At the beginning of February, the Treasury had $349.1 billion in cash on hand, but spent that down by $158.5 billion during the month, ending February with only $190.6 billion on hand.
Were the government to continue to draw down its cash balance at the $20.4 billion-per-day rate that prevailed in the first four days of March, it would spend its way through its final $108.9 billion in little more than five days.
Under current law, the U.S. Treasury may only run the national debt up to $14.294 trillion. At the end of February, according to the Treasury’s Monthly Statement of the Public Debt, the total debt subject to this legal limit was $14.142331 trillion—just $151.669 billion short of the limit.

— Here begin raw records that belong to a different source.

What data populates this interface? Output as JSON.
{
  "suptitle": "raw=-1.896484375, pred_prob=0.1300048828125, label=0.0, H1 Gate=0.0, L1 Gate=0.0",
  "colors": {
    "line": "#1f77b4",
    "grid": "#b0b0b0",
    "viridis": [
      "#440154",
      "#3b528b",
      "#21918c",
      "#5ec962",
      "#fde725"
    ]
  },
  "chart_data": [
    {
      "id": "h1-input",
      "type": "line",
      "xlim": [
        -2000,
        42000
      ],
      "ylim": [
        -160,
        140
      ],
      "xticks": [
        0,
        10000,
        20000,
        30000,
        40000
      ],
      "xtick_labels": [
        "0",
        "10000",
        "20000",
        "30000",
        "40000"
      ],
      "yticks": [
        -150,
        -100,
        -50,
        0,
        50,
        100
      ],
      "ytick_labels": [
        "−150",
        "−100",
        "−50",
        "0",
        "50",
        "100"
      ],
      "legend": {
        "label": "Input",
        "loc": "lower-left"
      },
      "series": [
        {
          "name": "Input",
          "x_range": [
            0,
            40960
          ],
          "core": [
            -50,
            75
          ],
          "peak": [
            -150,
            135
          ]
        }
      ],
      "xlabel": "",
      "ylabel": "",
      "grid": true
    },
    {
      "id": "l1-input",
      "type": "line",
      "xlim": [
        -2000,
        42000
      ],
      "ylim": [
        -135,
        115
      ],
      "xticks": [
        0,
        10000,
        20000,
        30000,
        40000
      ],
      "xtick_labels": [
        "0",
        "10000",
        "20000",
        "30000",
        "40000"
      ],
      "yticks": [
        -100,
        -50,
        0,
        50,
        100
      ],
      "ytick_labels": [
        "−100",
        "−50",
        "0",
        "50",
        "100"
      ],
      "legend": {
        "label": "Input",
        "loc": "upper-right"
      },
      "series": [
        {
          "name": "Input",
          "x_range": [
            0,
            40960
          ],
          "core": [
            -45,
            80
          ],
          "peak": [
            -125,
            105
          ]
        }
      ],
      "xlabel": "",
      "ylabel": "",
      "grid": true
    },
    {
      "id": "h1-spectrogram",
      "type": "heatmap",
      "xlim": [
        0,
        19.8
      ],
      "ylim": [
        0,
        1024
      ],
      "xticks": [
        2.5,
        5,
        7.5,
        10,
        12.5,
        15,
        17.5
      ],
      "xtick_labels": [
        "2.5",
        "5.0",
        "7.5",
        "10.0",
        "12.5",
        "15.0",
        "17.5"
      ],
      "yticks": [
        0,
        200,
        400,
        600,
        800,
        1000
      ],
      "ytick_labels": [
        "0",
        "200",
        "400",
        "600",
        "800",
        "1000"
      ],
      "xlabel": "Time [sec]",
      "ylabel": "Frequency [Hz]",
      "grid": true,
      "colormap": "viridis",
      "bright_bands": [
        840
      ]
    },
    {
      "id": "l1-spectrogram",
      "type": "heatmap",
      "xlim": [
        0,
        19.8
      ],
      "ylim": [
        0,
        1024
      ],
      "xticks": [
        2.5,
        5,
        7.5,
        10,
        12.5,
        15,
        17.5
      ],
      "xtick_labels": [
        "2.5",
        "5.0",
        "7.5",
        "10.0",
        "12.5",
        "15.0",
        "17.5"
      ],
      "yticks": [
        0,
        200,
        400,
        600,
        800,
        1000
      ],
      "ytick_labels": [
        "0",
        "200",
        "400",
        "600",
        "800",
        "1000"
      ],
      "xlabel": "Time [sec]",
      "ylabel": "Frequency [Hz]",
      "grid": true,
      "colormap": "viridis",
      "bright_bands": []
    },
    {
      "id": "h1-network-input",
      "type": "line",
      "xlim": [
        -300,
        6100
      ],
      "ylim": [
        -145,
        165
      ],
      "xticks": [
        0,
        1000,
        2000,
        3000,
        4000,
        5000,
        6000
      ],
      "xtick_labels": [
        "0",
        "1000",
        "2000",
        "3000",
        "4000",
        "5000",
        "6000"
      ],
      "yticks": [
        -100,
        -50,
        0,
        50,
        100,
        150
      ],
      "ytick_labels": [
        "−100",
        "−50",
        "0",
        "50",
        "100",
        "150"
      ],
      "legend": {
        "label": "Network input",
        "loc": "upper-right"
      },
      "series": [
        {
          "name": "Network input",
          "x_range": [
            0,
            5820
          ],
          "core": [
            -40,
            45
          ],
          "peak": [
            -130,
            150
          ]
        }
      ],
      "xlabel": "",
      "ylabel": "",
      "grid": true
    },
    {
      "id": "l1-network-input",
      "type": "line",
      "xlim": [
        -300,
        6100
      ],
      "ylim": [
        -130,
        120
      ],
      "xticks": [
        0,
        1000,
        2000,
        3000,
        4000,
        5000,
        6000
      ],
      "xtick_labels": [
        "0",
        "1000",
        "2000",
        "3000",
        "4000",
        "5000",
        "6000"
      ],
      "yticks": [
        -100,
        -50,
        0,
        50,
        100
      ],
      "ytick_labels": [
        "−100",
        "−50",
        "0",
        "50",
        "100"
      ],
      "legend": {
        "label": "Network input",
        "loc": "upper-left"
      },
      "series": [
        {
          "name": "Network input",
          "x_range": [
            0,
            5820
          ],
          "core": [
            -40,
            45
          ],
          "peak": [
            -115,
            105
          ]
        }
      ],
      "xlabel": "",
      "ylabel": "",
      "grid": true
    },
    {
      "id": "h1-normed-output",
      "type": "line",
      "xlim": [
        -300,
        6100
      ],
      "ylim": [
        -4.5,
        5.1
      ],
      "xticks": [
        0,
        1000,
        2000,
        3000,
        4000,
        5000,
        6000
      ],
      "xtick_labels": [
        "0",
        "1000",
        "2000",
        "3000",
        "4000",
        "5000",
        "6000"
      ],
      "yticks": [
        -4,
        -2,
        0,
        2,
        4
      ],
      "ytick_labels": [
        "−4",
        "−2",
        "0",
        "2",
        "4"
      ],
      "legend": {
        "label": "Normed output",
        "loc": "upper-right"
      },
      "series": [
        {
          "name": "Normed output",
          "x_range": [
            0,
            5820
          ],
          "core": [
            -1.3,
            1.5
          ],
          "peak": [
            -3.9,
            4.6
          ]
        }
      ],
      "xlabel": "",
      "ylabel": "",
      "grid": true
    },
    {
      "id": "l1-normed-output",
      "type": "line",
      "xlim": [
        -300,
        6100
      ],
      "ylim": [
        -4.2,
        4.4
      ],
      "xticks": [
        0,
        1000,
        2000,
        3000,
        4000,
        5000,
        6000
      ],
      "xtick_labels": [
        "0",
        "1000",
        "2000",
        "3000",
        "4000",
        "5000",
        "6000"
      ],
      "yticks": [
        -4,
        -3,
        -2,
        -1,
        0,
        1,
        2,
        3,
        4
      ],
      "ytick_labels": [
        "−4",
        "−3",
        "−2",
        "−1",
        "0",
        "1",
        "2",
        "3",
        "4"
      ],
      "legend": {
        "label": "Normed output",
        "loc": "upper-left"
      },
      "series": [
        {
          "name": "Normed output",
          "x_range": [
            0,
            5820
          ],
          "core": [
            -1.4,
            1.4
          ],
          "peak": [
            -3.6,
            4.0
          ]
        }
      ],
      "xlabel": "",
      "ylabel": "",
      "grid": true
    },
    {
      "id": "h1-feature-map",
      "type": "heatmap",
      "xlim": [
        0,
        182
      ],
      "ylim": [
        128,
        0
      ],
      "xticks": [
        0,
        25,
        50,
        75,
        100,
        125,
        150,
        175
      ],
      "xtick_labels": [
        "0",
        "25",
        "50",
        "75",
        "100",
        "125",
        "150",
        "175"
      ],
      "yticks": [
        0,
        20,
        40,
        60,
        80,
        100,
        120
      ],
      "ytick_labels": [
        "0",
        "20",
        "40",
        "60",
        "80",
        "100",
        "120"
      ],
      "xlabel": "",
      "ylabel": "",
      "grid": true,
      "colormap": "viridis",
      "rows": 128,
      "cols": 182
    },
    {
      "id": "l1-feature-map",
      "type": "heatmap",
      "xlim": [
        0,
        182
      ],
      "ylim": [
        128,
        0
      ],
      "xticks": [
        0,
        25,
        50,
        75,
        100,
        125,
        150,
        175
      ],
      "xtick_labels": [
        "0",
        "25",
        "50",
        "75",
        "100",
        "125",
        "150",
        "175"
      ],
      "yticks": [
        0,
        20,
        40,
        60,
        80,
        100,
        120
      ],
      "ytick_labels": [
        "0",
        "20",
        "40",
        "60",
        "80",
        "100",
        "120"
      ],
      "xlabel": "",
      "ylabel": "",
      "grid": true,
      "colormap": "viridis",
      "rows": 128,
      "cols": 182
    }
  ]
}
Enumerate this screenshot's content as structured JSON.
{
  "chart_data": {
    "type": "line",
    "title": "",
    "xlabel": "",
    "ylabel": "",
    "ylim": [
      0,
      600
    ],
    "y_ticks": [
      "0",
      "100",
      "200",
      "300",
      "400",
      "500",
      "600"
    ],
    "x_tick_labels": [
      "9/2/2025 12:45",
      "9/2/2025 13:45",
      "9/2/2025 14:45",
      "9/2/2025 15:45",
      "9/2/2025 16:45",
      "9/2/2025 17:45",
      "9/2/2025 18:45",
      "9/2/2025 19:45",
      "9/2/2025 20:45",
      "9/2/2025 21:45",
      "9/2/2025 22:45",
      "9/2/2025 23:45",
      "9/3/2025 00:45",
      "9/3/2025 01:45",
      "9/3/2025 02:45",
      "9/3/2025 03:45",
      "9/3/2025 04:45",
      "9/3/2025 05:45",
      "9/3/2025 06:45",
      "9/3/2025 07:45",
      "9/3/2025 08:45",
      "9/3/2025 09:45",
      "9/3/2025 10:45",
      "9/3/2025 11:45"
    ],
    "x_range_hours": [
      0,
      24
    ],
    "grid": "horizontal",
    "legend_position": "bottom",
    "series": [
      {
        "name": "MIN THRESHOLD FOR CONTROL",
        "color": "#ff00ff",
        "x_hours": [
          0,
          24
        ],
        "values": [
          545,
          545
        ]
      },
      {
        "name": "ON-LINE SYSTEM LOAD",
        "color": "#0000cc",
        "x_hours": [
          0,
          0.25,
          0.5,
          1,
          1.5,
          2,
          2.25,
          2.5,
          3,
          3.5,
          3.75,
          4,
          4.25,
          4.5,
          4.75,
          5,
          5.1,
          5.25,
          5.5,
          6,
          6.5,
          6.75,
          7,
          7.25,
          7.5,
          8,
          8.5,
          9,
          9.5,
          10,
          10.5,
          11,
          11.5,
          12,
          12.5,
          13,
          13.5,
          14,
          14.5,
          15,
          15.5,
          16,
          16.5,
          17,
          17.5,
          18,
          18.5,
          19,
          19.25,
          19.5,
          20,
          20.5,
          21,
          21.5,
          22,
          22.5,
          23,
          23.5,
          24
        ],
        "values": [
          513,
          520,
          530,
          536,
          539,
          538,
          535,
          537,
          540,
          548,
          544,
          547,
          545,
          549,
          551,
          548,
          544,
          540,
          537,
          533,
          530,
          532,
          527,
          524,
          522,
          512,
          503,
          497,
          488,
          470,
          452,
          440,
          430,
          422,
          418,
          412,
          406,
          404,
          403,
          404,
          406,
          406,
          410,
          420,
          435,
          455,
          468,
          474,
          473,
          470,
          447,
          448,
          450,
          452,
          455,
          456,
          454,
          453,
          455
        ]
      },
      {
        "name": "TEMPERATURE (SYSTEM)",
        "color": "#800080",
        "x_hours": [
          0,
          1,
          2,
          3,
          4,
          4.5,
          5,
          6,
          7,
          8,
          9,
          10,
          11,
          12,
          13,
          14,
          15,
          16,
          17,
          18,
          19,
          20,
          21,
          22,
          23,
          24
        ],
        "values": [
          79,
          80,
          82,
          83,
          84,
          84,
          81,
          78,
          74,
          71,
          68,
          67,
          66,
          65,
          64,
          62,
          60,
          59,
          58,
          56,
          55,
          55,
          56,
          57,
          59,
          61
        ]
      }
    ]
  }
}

Had the Treasury not spent down the $81.6 billion in its cash balance in the first four days of this month and borrowed that money instead, it would have significantly reduced its remaining legal borrowing authority.
For the Treasury to borrow more than the current $14.294-trillion limit, Congress and President Barack Obama will need to enact new legislation authorizing the Treasury to increase the national debt up to whatever new limit they find agreeable.
The Treasury’s largest single expenditure in the first four days of March, according to the Daily Treasury Statement, was paying off maturing debt. During those four days, Treasury paid $128.477 billion to redeem old bonds. At the same time, it borrowed $133.196 billion by selling new bonds.